——— Mother Earth Trust ———
MOTHER EARTH TRUST
MOTHER EARTH TRUST is a Sovereign created via treaties, and conventions, including the Water, is Life Unity Alliance (Convention), One Nation Wampum Treaty (Convention), the Extended Two Row Wampum Treaty (Convention), the Free Nations United to Heal Our Mother Earth Constitution, the Mother Earth Trust Constitution, and the United Nations Declaration of Rights of Indigenous Peoples (UNDRIP).
The mission of Mother Earth Trust is the preservation of life on our planet. Mother Earth Trust changes the dream of humanity by giving people a new dream and providing new hope for a brighter future. This is done by redefining the values of money, progress and success, as well as creating protect wildlife sanctuaries, sparking a revolution in consciousness, and creating more green job opportunities.
Mother Earth Trust also manages wildlife sanctuaries, designated as “World Heritage Sanctuaries“.
MOTHER EARTH TRUST (Wildlife Sanctuaries)
MOTHER EARTH TRUST (Wildlife Sanctuaries) is a branch of MOTHER EARTH TRUST, a California incorporated non-profit organization.
The acts as the operating arm of Mother Earth Trust.
——— Free Nations United to Heal Our Mother Earth ———
FREE NATIONS UNITED TO HEAL OUR MOTHER EARTH
The creation of the Free Nations United to Heal Our Mother Earth (aka “Free Nations”) – sovereign treaty alliance is a direct response to the destruction of our planet and in support of the Standing Rock Sioux Tribe.

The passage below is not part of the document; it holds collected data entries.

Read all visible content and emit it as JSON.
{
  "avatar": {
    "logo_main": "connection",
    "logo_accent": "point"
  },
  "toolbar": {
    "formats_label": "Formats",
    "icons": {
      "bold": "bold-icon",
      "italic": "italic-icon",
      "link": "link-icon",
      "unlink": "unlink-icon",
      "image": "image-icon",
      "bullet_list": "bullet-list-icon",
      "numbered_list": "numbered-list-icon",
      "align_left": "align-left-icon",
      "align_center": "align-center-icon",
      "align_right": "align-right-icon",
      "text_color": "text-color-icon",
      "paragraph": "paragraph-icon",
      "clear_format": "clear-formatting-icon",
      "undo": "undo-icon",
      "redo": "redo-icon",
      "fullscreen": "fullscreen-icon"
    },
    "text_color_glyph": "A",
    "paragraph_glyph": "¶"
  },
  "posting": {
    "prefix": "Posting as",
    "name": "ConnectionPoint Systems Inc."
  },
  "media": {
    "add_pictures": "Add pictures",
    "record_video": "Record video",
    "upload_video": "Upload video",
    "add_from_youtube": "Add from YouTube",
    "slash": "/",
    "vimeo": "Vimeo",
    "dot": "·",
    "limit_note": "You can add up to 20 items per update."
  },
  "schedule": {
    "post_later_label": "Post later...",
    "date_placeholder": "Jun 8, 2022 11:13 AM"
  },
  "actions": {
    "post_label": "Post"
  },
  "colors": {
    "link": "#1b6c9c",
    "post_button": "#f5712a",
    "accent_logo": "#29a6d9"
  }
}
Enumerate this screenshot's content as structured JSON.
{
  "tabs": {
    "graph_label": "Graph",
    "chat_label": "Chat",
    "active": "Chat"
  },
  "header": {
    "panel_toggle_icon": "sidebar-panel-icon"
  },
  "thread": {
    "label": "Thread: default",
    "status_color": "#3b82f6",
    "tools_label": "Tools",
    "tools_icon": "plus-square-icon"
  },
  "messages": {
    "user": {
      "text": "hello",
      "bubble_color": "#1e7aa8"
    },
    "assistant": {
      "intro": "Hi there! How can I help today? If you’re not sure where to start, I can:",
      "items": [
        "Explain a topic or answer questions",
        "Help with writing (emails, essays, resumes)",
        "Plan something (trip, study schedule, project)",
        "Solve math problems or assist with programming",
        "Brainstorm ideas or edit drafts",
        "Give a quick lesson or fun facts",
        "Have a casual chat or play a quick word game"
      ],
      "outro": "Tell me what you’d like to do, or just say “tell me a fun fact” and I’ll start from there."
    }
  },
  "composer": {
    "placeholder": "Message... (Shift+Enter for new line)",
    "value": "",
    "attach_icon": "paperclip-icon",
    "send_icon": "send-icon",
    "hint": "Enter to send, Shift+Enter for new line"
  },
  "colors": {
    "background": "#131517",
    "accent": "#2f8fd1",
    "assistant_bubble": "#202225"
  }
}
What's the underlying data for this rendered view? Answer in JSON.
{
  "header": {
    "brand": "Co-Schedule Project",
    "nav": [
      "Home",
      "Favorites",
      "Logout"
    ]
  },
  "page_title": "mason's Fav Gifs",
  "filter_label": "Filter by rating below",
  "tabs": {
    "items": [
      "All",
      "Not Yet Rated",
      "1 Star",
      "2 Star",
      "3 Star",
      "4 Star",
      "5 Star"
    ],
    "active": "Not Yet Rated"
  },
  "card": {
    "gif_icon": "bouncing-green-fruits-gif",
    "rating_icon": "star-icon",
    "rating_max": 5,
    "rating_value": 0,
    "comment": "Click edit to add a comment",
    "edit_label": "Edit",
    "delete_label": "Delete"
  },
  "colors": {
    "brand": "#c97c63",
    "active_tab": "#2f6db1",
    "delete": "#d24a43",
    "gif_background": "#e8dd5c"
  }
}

Free Nations once fully realized will unify 1,000 indigenous nations into a sovereign treaty alliance representing 500 million indigenous peoples from around the world. The new global confederacy will be like the European Union or the United Nations in scope.
Free Nations as a sovereign entity itself will be independent of the UN. However, Free Nations will work with the UN from time-to-time in a similar fashion as the European Union.
The goal of Free Nations is to protect and restore Mother Earth while providing an alternative to the existing extractive economy. The extractive economy extracts both natural resources from Mother Earth, but also extracts vast amounts of human energy to support a crumbling system that only benefits 1% of the world population.
——— Advisors ———
What are advisors?
Advisors are organizations that have expertise in the care and knowledge of Bisons. We will be seeking their advice regularly to ensure the health of the Bisons.
NORTHERN TRIBES BUFFALO TREATY
U.S. Tribes and Canadian First Nations signed a treaty—the first among them in more than 150 years—to establish intertribal alliances for cooperation in the restoration of American buffalo (or bison) on Tribal/First Nations Reserves or co-managed lands within the U.S. and Canada.
This historic signing of the “Northern Tribes Buffalo treaty” occurred in Blackfeet territory in Browning, Montana, and brought together members of the Blackfeet Nation, Blood Tribe, Siksika Nation, Piikani Nation, the Assiniboine and Gros Ventre Tribes of Fort Belknap Indian Reservation, the Assiniboine and Sioux Tribes of Fort Peck Indian Reservation, the Salish and Kootenai Tribes of the Confederated Salish and Kootenai Indian Reservation, and the Tsuu T’ina Nation.
Collectively, the Tribes/ First Nations have more resources and political influence than they might individually. The groups own and manage a vast amount of grassland and prairie habitats-about 6.3 million acres; almost three times the size of Yellowstone National Park – throughout the United States and Canada.
Through their combined voice and a formal expression of political unity, their goal is to achieve ecological restoration of the buffalo on their respective lands, and in so doing to re-affirm and strengthen ties that formed the basis for traditions thousands of years old. Along with agreeing to work together for bison restoration and grassland conservation on tribal lands, the treaty encourages youth education and cultural restoration among the tribes.
BUFFALO FIELD CAMPAIGN
Buffalo Field Campaign (BFC) is the only group working both in the field and in the policy arenas to stop the harassment and slaughter of America’s last wild buffalo.
Formalized as a 501(c)(3) nonprofit in 1994, we also protect the natural habitat of wild free-roaming bison and other native wildlife, and stand with First Nations to honor the sacredness of wild buffalo.
Our primary goal is to create permanent year-round protection for bison and the ecosystem they depend on—including respect for the migratory needs of this long-exploited and clearly endangered species.